The Atlantic Monthly serialized his novel Elsie Venner, beginning in the closing days of 1859. Though popular in most circles, Holmes’s first novel was condemned by some churches as heretical. Some viewed Elsie Venner as an assault on Calvinism. 1859 was also the year in which Oliver Wendell Holmes, Sr. treated Washington Irving, the author of the famed American short story The Legend of Sleepy Hollow. After Irving’s death, Oliver Wendell Holmes, Sr. created a scandal by publicly discussing the deceased author’s medical discussion. Despite the scandals, Holmes became famous in Boston.
In 1884, Oliver Wendell Holmes, Sr. published an eponymous biography of his friend, Ralph Waldo Emerson. This text would become an essential tool for Emerson’s biographers and scholars. Holmes declared Emerson’s The American Scholar an “intellectual Declaration of Independence." However, Holmes’s involvement with great nineteenth-century, American authors extended to writers whose work he did not support. Most notably Oliver Wendell Holmes, Sr. contributed $10 toward the purchase of the aging Walt Whitman, who was in danger of becoming a recluse.

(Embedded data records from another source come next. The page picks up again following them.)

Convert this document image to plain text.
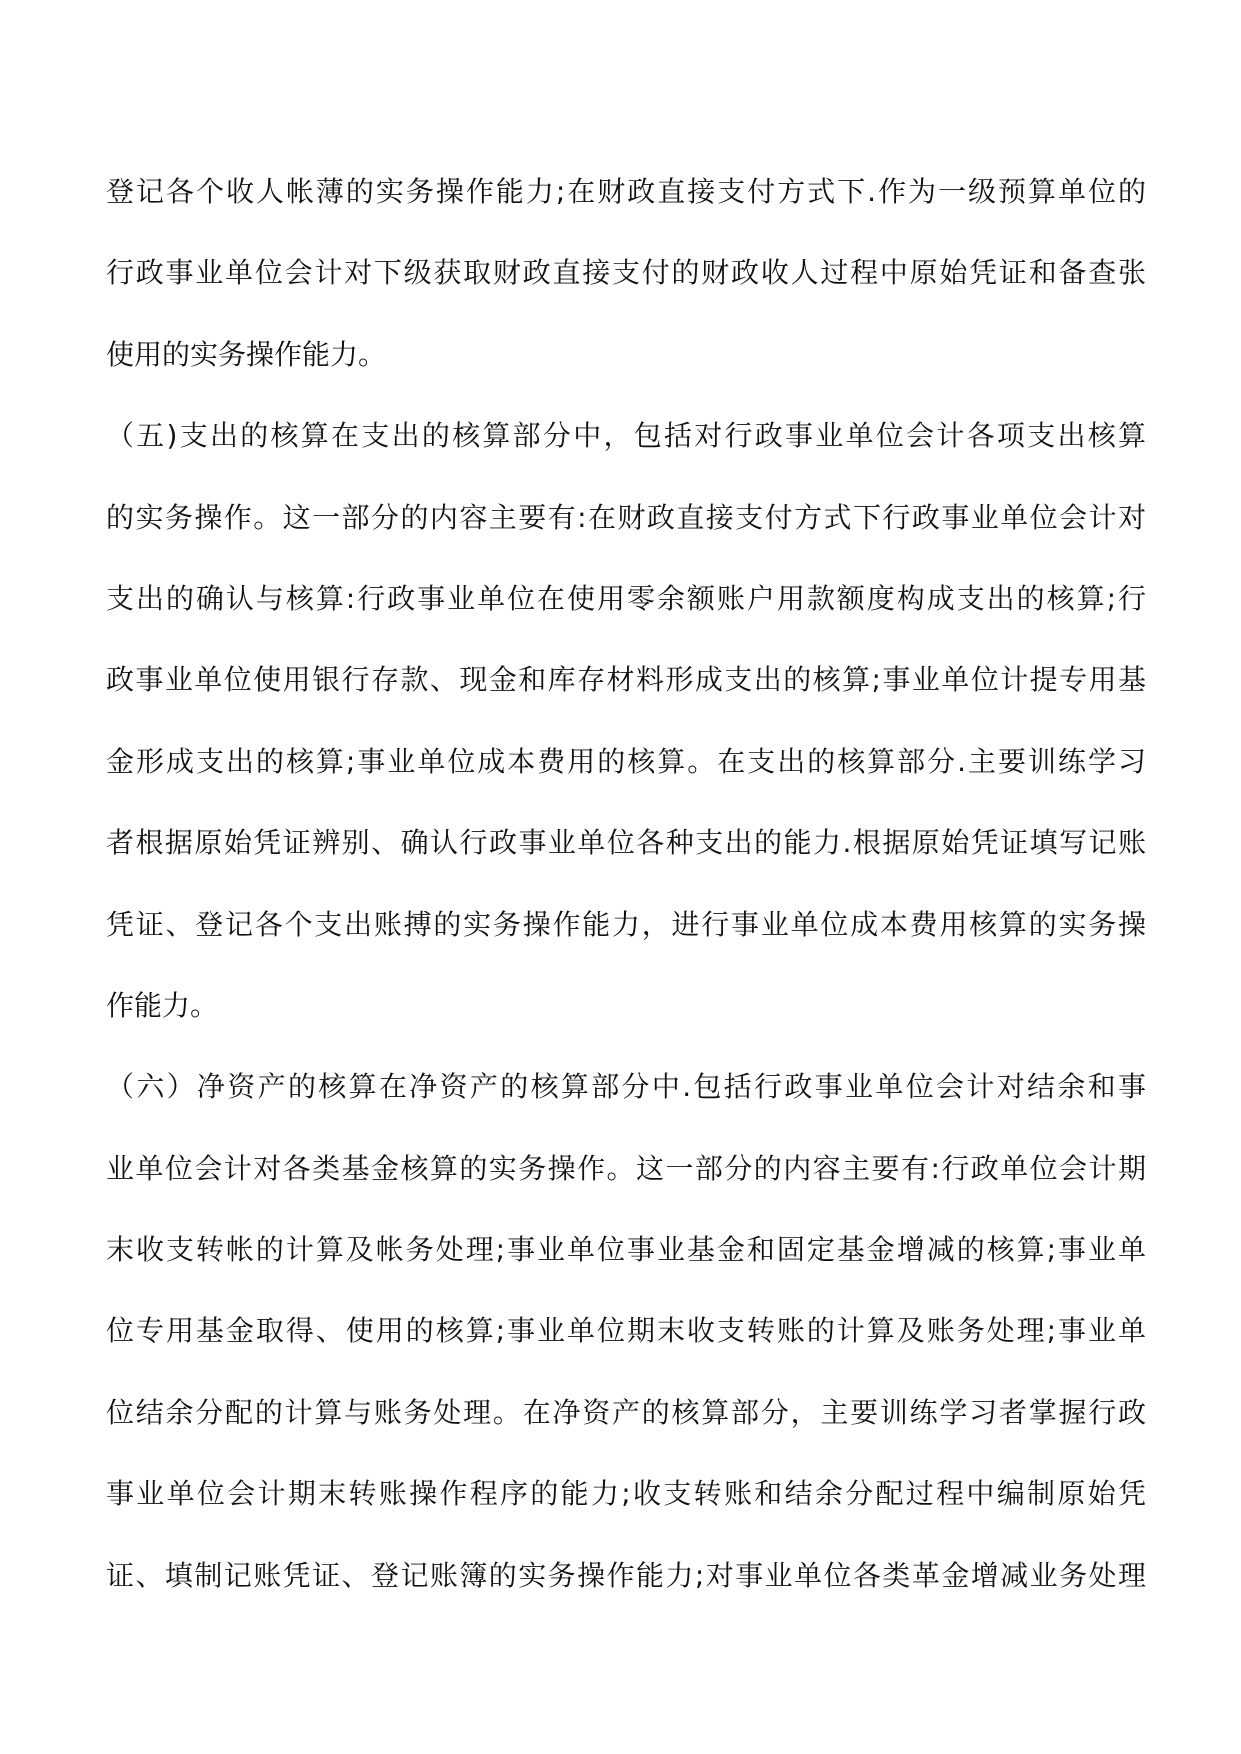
登记各个收人帐薄的实务操作能力;在财政直接支付方式下.作为一级预算单位的
行政事业单位会计对下级获取财政直接支付的财政收人过程中原始凭证和备查张
使用的实务操作能力。
（五)支出的核算在支出的核算部分中，包括对行政事业单位会计各项支出核算
的实务操作。这一部分的内容主要有:在财政直接支付方式下行政事业单位会计对
支出的确认与核算:行政事业单位在使用零余额账户用款额度构成支出的核算;行
政事业单位使用银行存款、现金和库存材料形成支出的核算;事业单位计提专用基
金形成支出的核算;事业单位成本费用的核算。在支出的核算部分.主要训练学习
者根据原始凭证辨别、确认行政事业单位各种支出的能力.根据原始凭证填写记账
凭证、登记各个支出账搏的实务操作能力，进行事业单位成本费用核算的实务操
作能力。
（六）净资产的核算在净资产的核算部分中.包括行政事业单位会计对结余和事
业单位会计对各类基金核算的实务操作。这一部分的内容主要有:行政单位会计期
末收支转帐的计算及帐务处理;事业单位事业基金和固定基金增减的核算;事业单
位专用基金取得、使用的核算;事业单位期末收支转账的计算及账务处理;事业单
位结余分配的计算与账务处理。在净资产的核算部分，主要训练学习者掌握行政
事业单位会计期末转账操作程序的能力;收支转账和结余分配过程中编制原始凭
证、填制记账凭证、登记账簿的实务操作能力;对事业单位各类革金增减业务处理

In 1886, Oliver Wendell Holmes Sr. traveled to Europe for the second time. In London, Holmes was celebrated as a great writer. Holmes had wanted to be most well known for his poetry. However, it is essays (especially The Autocrat of the Breakfast-Table) are what have been the primary source for his continued fame. It is perhaps in these essays, that Holmes reveals how poetry infiltrates an entire life: “Don’t ever think the poetry is dead in an old man because his forehead is wrinkled, or that his manhood has left hi m when his hand trembles! If they ever were there, they are there still!"